The reason physicians are using these other terms is that it's no longer just physicians doing medical care. Nurse practitioners make diagnoses, prescribe medication recommend specialist visits etc etc. So it makes sense to use a broader term to incorporate everyone who does doctor like things. Note that they are still making a distinction between those who can practice medicine and those who can't -- if the president of your hospital is an MBA or PhD they still aren't a clinical provider or whatever even though they have way more status than a nurse.
If the legal profession wants to include non-lawyers than it needs to do the same thing doctors have done and start letting the non-lawyers either provide legal services, own the firm or the like. I'm not saying they should -- there are important considerations both ways -- but when you have a hard rule that intensively curtails what kind of responsibility they can have, what jobs they can do what kind of ownership interest they can have etc etc without becoming a lawyer than that necessarily remains an incredibly important and salient distinction that no verbal shift can erase.
I'm struck by the extent to which the discussion -- at least as summarized here -- seems to center entirely on the legal profession's internal culture and workplace relations. I would've thought that the person whose interests are most at stake here is the *client* or prospective client.

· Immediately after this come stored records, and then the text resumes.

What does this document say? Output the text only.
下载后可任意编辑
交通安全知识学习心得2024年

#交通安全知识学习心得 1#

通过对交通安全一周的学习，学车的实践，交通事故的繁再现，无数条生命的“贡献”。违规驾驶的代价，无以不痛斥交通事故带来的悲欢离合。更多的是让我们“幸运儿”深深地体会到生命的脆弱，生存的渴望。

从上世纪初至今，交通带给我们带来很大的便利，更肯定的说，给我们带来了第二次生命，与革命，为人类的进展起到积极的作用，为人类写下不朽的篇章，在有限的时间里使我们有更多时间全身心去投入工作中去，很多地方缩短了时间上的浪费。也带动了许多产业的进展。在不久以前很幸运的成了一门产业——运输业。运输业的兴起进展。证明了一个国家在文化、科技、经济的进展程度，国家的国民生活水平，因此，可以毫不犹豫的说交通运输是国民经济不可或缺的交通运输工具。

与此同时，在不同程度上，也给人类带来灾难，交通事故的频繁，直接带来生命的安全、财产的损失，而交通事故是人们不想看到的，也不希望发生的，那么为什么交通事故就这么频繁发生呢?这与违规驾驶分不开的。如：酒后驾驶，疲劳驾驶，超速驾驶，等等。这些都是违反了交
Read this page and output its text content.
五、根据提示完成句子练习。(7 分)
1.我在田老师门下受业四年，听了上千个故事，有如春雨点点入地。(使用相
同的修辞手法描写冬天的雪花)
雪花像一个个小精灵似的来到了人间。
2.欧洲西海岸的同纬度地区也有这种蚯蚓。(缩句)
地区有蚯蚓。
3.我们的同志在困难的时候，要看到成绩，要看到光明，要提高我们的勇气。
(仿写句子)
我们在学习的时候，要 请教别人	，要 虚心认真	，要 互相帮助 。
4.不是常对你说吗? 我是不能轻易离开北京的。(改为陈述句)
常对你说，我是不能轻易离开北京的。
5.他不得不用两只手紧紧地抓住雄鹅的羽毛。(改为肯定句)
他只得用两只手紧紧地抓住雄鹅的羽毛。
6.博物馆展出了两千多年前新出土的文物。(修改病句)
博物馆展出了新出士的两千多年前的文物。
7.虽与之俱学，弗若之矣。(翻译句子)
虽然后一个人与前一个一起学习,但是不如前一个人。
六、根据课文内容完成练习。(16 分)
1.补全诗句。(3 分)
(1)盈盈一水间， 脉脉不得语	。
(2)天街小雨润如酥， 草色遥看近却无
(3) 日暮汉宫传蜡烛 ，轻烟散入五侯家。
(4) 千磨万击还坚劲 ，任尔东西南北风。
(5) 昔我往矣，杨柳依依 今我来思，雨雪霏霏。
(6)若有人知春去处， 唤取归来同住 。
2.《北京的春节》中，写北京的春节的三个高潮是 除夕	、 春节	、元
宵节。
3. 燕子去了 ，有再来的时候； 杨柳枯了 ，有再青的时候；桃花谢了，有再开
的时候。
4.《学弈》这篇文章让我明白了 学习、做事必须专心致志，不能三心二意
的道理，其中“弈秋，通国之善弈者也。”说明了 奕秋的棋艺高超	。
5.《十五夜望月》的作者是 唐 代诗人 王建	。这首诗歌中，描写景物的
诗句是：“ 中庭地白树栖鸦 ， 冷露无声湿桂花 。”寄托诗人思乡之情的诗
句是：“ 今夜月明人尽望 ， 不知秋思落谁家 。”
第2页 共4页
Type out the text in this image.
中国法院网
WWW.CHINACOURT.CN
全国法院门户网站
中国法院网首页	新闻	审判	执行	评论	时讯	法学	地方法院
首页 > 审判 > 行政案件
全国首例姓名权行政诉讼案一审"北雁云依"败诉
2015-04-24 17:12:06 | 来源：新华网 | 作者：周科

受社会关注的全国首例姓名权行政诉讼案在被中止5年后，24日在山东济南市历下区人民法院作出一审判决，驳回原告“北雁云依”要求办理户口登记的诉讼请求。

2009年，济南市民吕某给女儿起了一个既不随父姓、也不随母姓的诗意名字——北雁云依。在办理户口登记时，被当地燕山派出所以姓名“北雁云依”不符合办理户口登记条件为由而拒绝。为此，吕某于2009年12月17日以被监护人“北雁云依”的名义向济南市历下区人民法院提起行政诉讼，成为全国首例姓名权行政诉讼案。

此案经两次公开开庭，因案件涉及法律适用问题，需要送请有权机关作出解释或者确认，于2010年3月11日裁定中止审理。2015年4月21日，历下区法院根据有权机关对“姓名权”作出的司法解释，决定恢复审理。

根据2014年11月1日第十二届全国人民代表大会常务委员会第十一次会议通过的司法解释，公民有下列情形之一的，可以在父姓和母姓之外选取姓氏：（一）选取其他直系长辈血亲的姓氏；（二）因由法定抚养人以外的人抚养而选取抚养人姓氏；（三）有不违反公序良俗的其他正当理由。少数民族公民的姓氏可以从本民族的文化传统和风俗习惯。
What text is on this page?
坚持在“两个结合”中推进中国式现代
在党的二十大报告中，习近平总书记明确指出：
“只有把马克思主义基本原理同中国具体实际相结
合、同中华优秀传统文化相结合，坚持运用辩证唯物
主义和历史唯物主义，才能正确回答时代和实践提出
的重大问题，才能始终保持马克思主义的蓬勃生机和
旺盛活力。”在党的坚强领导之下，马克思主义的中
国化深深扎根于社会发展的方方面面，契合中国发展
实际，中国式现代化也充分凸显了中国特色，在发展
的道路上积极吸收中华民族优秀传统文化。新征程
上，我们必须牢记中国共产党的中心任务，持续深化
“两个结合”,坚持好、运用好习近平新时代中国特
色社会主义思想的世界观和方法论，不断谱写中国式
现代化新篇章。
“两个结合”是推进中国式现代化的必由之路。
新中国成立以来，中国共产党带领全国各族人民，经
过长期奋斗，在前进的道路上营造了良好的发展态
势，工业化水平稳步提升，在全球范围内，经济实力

A whole panoply of special rights and duties is activated when the person a client is interacting with is a "lawyer." Attorney-client privilege, for instance, covers communications "to or to assist" a lawyer or someone the client "reasonably believes to be a lawyer." (That doesn't exclude talking to a lawyer's agent "to assist" the representation, but it does require there to be a lawyer and not some other kind of professional at the other end of the line.) A strong linguistic norm of distinguishing between "lawyers" and "nonlawyers" might be seen as a rule to aid prospective clients in forming that reasonable belief.
Put another way, lawyer/nonlawyer refers not to a real difference in nature but to a real difference in law. And that body of law is meant to operate in favor not of lawyers or other legal workers but of members of the public who depend on them.